In November 2019, the Minneapolis City Council announced a commemorative honor for Mrs. Newman by renaming the 38th Street corridor “Launa Q. Newman Way.” The corridor runs from East 36th Street to East 42nd Street along 4th Avenue South in Minneapolis.

However, Moss pointed out that more should be done to honor her and her legacy.
“She gave us [Black people] a look of [being] human” as opposed to other media “that would make our people look horrible. They put us all over the papers [whenever] we did something wrong,” said Moss. “So, the only way you could get your social side, your spiritual side, your family, or your community event was through her.
“She took those hits for Black people [who] should have been praised and respected and told the truth always.
“She was against all the abuse and the racism and hate that was thrown at us,” continued Moss. “And she did it so intelligently. She finalized that they always hit home and galvanized our people. So, it also gave them hope.”
Mrs. Newman’s son Wallace “Jack” Jackman hired me in May 1990 to fill an unexpected vacancy on the Spokesman sports page. He quickly recognized that I was more than a sportswriter but a versatile journalist.
Then I met Mrs. Newman, who didn’t know that Jackman had hired me. But she quickly realized my added value to the Spokesman, as did her son.
I helped lay out the paper when the Spokesman was laid out page by page by hand before computers took over this task. Mrs. Newman was surprised that I knew what I was doing; she always approved the pages I had laid out.
But Mrs. Newman was one tough lady. She never backed down or bent whenever we disagreed, which happened occasionally during my first couple of years at the newspaper.
She got extremely angry with me after an editorial I wrote—for a time, I was asked to write weekly editorials in addition to my sports stories. I was very critical of a local white businessman who, Mrs. Newman informed me, years earlier, had invested in the Spokesman.

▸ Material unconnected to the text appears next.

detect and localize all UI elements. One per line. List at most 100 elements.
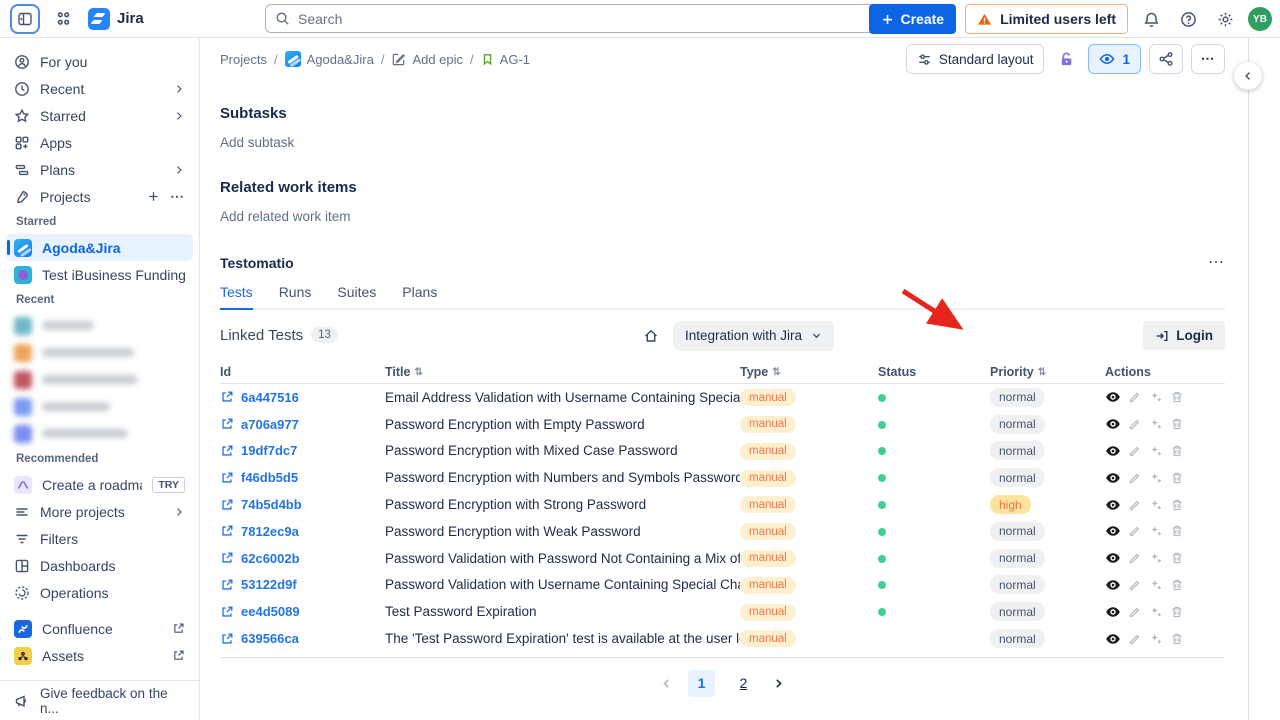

She didn’t ask me to retract my written thoughts but to create and maintain peace, each week, I would call Mrs. Newman and discuss with her a couple of ideas I was thinking about writing for the next issue. She never said no or rejected my editorials after that.
After I wrote an obituary on the late Sammy Davis, Jr., Mrs. Newman praised it, saying it was very heartfelt and exactly what she had initially hoped I would write.
I also greatly respected Mrs. Newman, who I likened to the Margaret Pynchon character in Lou Grant. Nancy Marchand portrayed the widow of the newspaper’s publisher, who took over running it after her late husband’s death. Mrs. Newman did the same thing and more at the Spokesman until she retired from her journalistic career after 32 years.
Both the fictional character and the real Mrs. Newman were tough but fair. They both appreciated and demanded excellent journalism and expected nothing less.
From then on, whenever we saw each other at the office, especially after Mrs. Newman relinquished daily control and eventually sold the MSR to her granddaughter, Tracey Williams-Dillard, Mrs. Newman would ask how I was doing, how my family was doing and in turn I did the same.
At her funeral, Jack Jackman told me that his mother had great respect for me because I never backed down from her, and she appreciated my years working at the newspaper. Those words still resonate with me to this day.
Moss said “a statue on 4th Avenue and 38th” should be erected in Mrs. Newman’s honor or perhaps renamed a park after her.
“I would love to be a part of whatever group that would do something in her memory,” concluded Moss. “That’s my way of saying thank you for my life and the life I had because she gave me life.”